Lists like SC, AB and JP all seem to be good data sources, but if you were trying to be certain of 0 FP's you'd need something to reliably and continuously rebuild your data against and from.
On Friday, November 12, 2004, 4:00:47 AM, David Hooton wrote:
On Fri, 12 Nov 2004 02:45:15 -0800, Jeff Chan jeffc@surbl.org wrote:
Pondering the question of how to make a "telco grade" SURBL that had as close to zero false positives as possible, but would still catche many spams, I remembered that many of the biggest spam domains seem to appear in several different SURBL lists.
What does anyone think about creating a "consensus" list that a telco or ISP might use to block at the MTA level?
For example a domain that appears on:
((SC or AB) and (JP or OB)) or PH
I think the percentile based lists are probably the best way to go - ie. top 50% of all requested surbl listed domains or something like that?
Percentiles are good, but they're only possible when you have frequencies of reports, queries, etc.

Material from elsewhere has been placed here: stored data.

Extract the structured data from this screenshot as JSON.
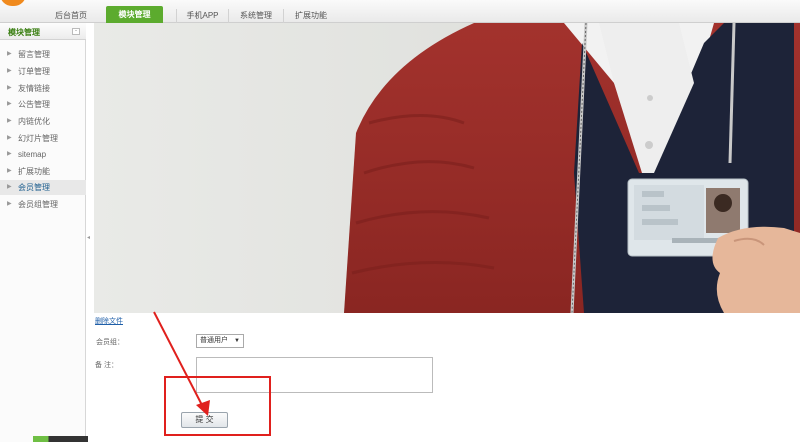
{
  "topnav": {
    "tabs": [
      {
        "label": "后台首页"
      },
      {
        "label": "模块管理",
        "active": true
      },
      {
        "label": "手机APP"
      },
      {
        "label": "系统管理"
      },
      {
        "label": "扩展功能"
      }
    ]
  },
  "sidebar": {
    "title": "模块管理",
    "collapse_glyph": "-",
    "items": [
      {
        "label": "留言管理"
      },
      {
        "label": "订单管理"
      },
      {
        "label": "友情链接"
      },
      {
        "label": "公告管理"
      },
      {
        "label": "内链优化"
      },
      {
        "label": "幻灯片管理"
      },
      {
        "label": "sitemap"
      },
      {
        "label": "扩展功能"
      },
      {
        "label": "会员管理",
        "active": true
      },
      {
        "label": "会员组管理"
      }
    ]
  },
  "form": {
    "delete_link": "删除文件",
    "group_label": "会员组：",
    "group_value": "普通用户",
    "remark_label": "备 注：",
    "submit_label": "提 交"
  },
  "colors": {
    "accent_green": "#5cab2e",
    "annotation_red": "#e0201d",
    "link_blue": "#1f5fa8"
  },
  "icons": {
    "arrow": "right-triangle",
    "caret": "down-triangle"
  }
}
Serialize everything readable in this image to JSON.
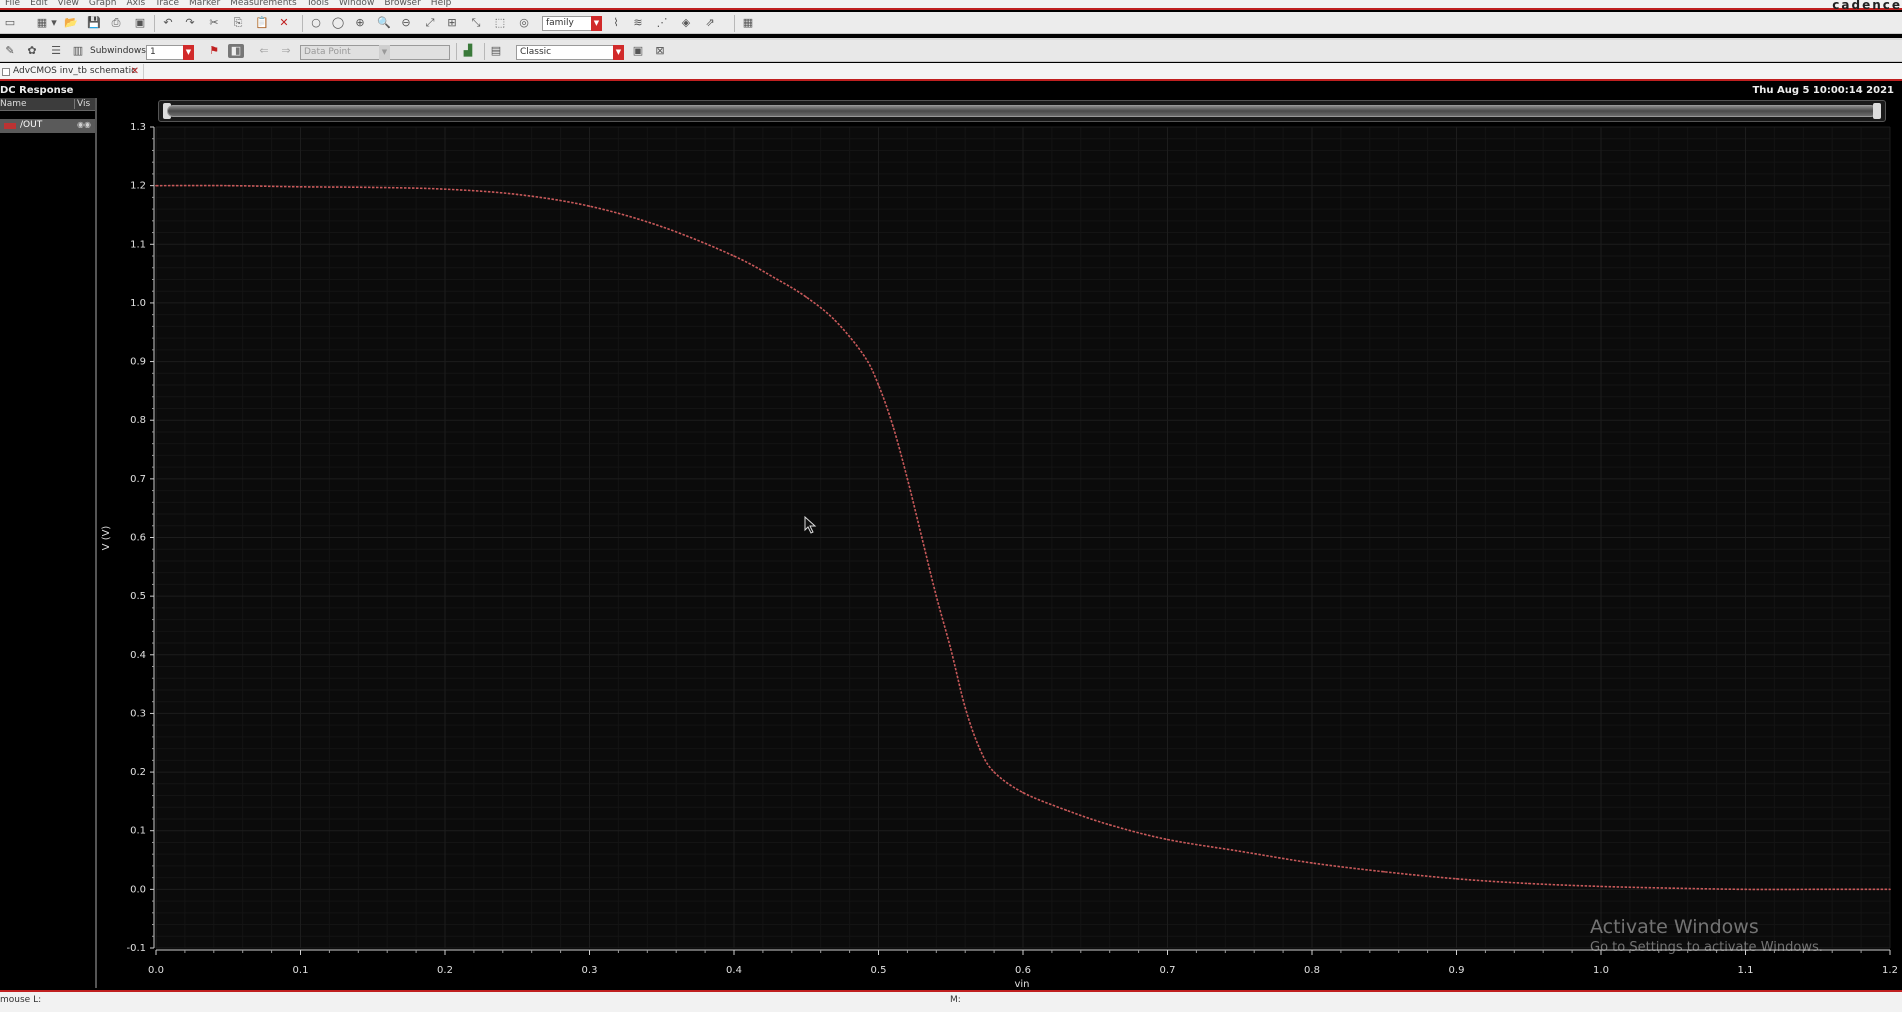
{
  "menubar": {
    "items": [
      "File",
      "Edit",
      "View",
      "Graph",
      "Axis",
      "Trace",
      "Marker",
      "Measurements",
      "Tools",
      "Window",
      "Browser",
      "Help"
    ],
    "brand": "cadence"
  },
  "toolbar1": {
    "family_combo": "family"
  },
  "toolbar2": {
    "subwindows_label": "Subwindows:",
    "subwindows_value": "1",
    "data_point_combo": "Data Point",
    "style_combo": "Classic"
  },
  "tab": {
    "label": "AdvCMOS inv_tb schematic"
  },
  "window": {
    "title": "DC Response",
    "timestamp": "Thu Aug 5 10:00:14 2021"
  },
  "trace_panel": {
    "col_name": "Name",
    "col_vis": "Vis",
    "traces": [
      {
        "label": "/OUT",
        "color": "#b33333"
      }
    ]
  },
  "colors": {
    "trace": "#c8595a",
    "plot_bg": "#0b0b0b",
    "grid": "#1d1d1d",
    "accent": "#c02020"
  },
  "chart_data": {
    "type": "line",
    "title": "DC Response",
    "xlabel": "vin",
    "ylabel": "V (V)",
    "xlim": [
      0.0,
      1.2
    ],
    "ylim": [
      -0.1,
      1.3
    ],
    "x_ticks": [
      "0.0",
      "0.1",
      "0.2",
      "0.3",
      "0.4",
      "0.5",
      "0.6",
      "0.7",
      "0.8",
      "0.9",
      "1.0",
      "1.1",
      "1.2"
    ],
    "y_ticks": [
      "1.3",
      "1.2",
      "1.1",
      "1.0",
      "0.9",
      "0.8",
      "0.7",
      "0.6",
      "0.5",
      "0.4",
      "0.3",
      "0.2",
      "0.1",
      "0.0",
      "-0.1"
    ],
    "grid": true,
    "series": [
      {
        "name": "/OUT",
        "x": [
          0.0,
          0.05,
          0.1,
          0.15,
          0.2,
          0.25,
          0.3,
          0.35,
          0.4,
          0.43,
          0.45,
          0.47,
          0.49,
          0.5,
          0.51,
          0.52,
          0.53,
          0.54,
          0.55,
          0.56,
          0.57,
          0.58,
          0.6,
          0.63,
          0.66,
          0.7,
          0.75,
          0.8,
          0.85,
          0.9,
          0.95,
          1.0,
          1.05,
          1.1,
          1.15,
          1.2
        ],
        "y": [
          1.2,
          1.2,
          1.198,
          1.197,
          1.194,
          1.185,
          1.165,
          1.13,
          1.08,
          1.04,
          1.01,
          0.97,
          0.91,
          0.86,
          0.79,
          0.7,
          0.6,
          0.5,
          0.41,
          0.31,
          0.24,
          0.2,
          0.165,
          0.135,
          0.11,
          0.085,
          0.065,
          0.045,
          0.03,
          0.018,
          0.01,
          0.005,
          0.002,
          0.0,
          0.0,
          0.0
        ]
      }
    ]
  },
  "statusbar": {
    "left": "mouse L:",
    "mid": "M:"
  },
  "watermark": {
    "title": "Activate Windows",
    "subtitle": "Go to Settings to activate Windows."
  }
}
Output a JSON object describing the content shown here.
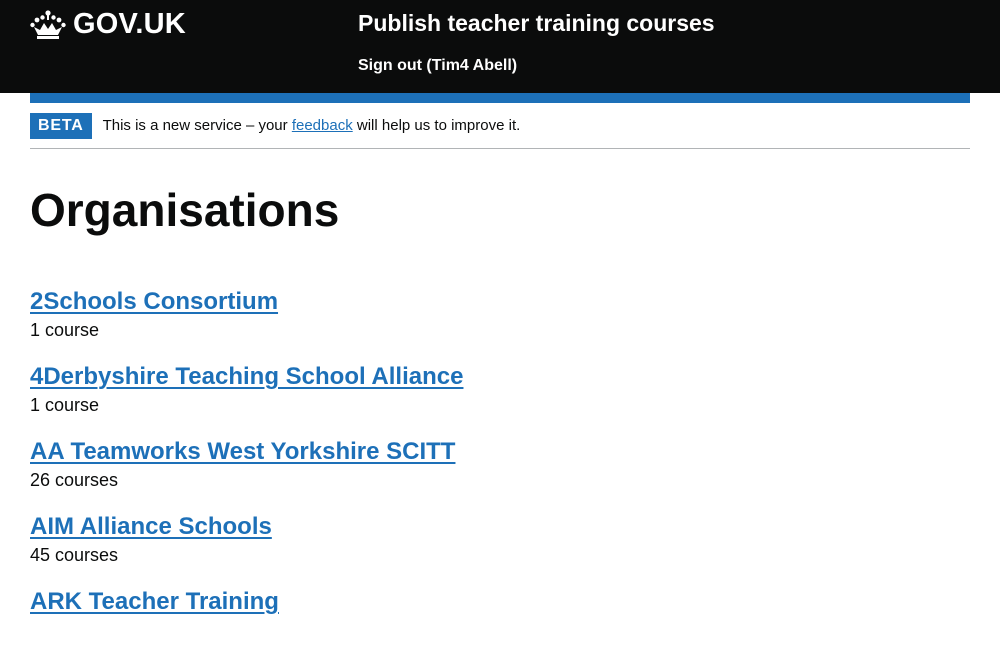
{
  "header": {
    "logo_text": "GOV.UK",
    "service_name": "Publish teacher training courses",
    "sign_out": "Sign out (Tim4 Abell)"
  },
  "phase_banner": {
    "tag": "BETA",
    "text_before": "This is a new service – your ",
    "link": "feedback",
    "text_after": " will help us to improve it."
  },
  "page": {
    "title": "Organisations"
  },
  "organisations": [
    {
      "name": "2Schools Consortium",
      "courses": "1 course"
    },
    {
      "name": "4Derbyshire Teaching School Alliance",
      "courses": "1 course"
    },
    {
      "name": "AA Teamworks West Yorkshire SCITT",
      "courses": "26 courses"
    },
    {
      "name": "AIM Alliance Schools",
      "courses": "45 courses"
    },
    {
      "name": "ARK Teacher Training",
      "courses": ""
    }
  ],
  "colors": {
    "header_bg": "#0b0c0c",
    "brand_blue": "#1d70b8",
    "text": "#0b0c0c",
    "divider": "#b1b4b6"
  },
  "icons": {
    "logo": "crown-icon"
  }
}
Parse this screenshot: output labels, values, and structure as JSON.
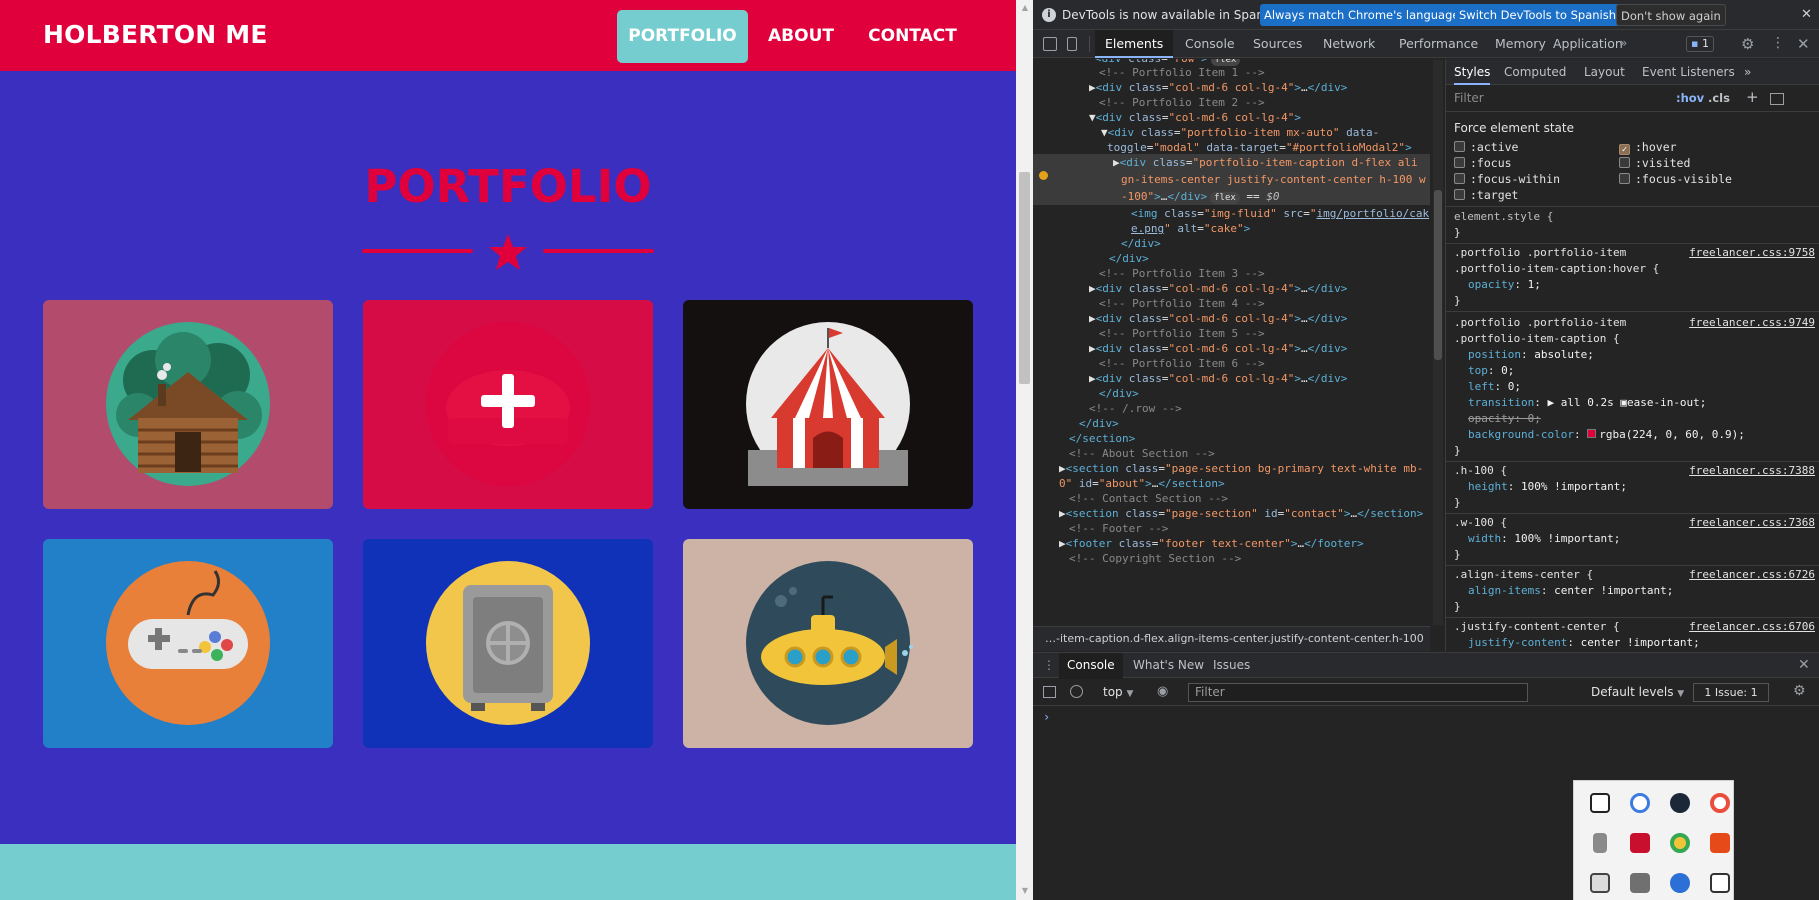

The only list I have report frequencies for is SC, so it's not possible for me to compare percentiles across other lists.
One thing we could take percentiles on is DNS queries, and that could be useful, but it doesn't exclude FPs. If we didn't whitelist w3.org for example, it would have lots of DNS query FPs. Frequencies of DNS query hits against blocklists could get us an approximation of the "top spammers" with some possible FPs included among the most frequent queries.
We should probably work on developing some more diverse spamtrap feeds. Quite a lot of ISP's have well established spamtraps that they are either not using or are completely underutilising.
Lists like SC, AB and JP all seem to be good data sources, but if you were trying to be certain of 0 FP's you'd need something to reliably and continuously rebuild your data against and from.
More traps and more data are definitely desirable, but we're also interested in seeing if we can make smarter use of the existing data, so thanks for your suggestions.
Jeff C. -- "If it appears in hams, then don't list it."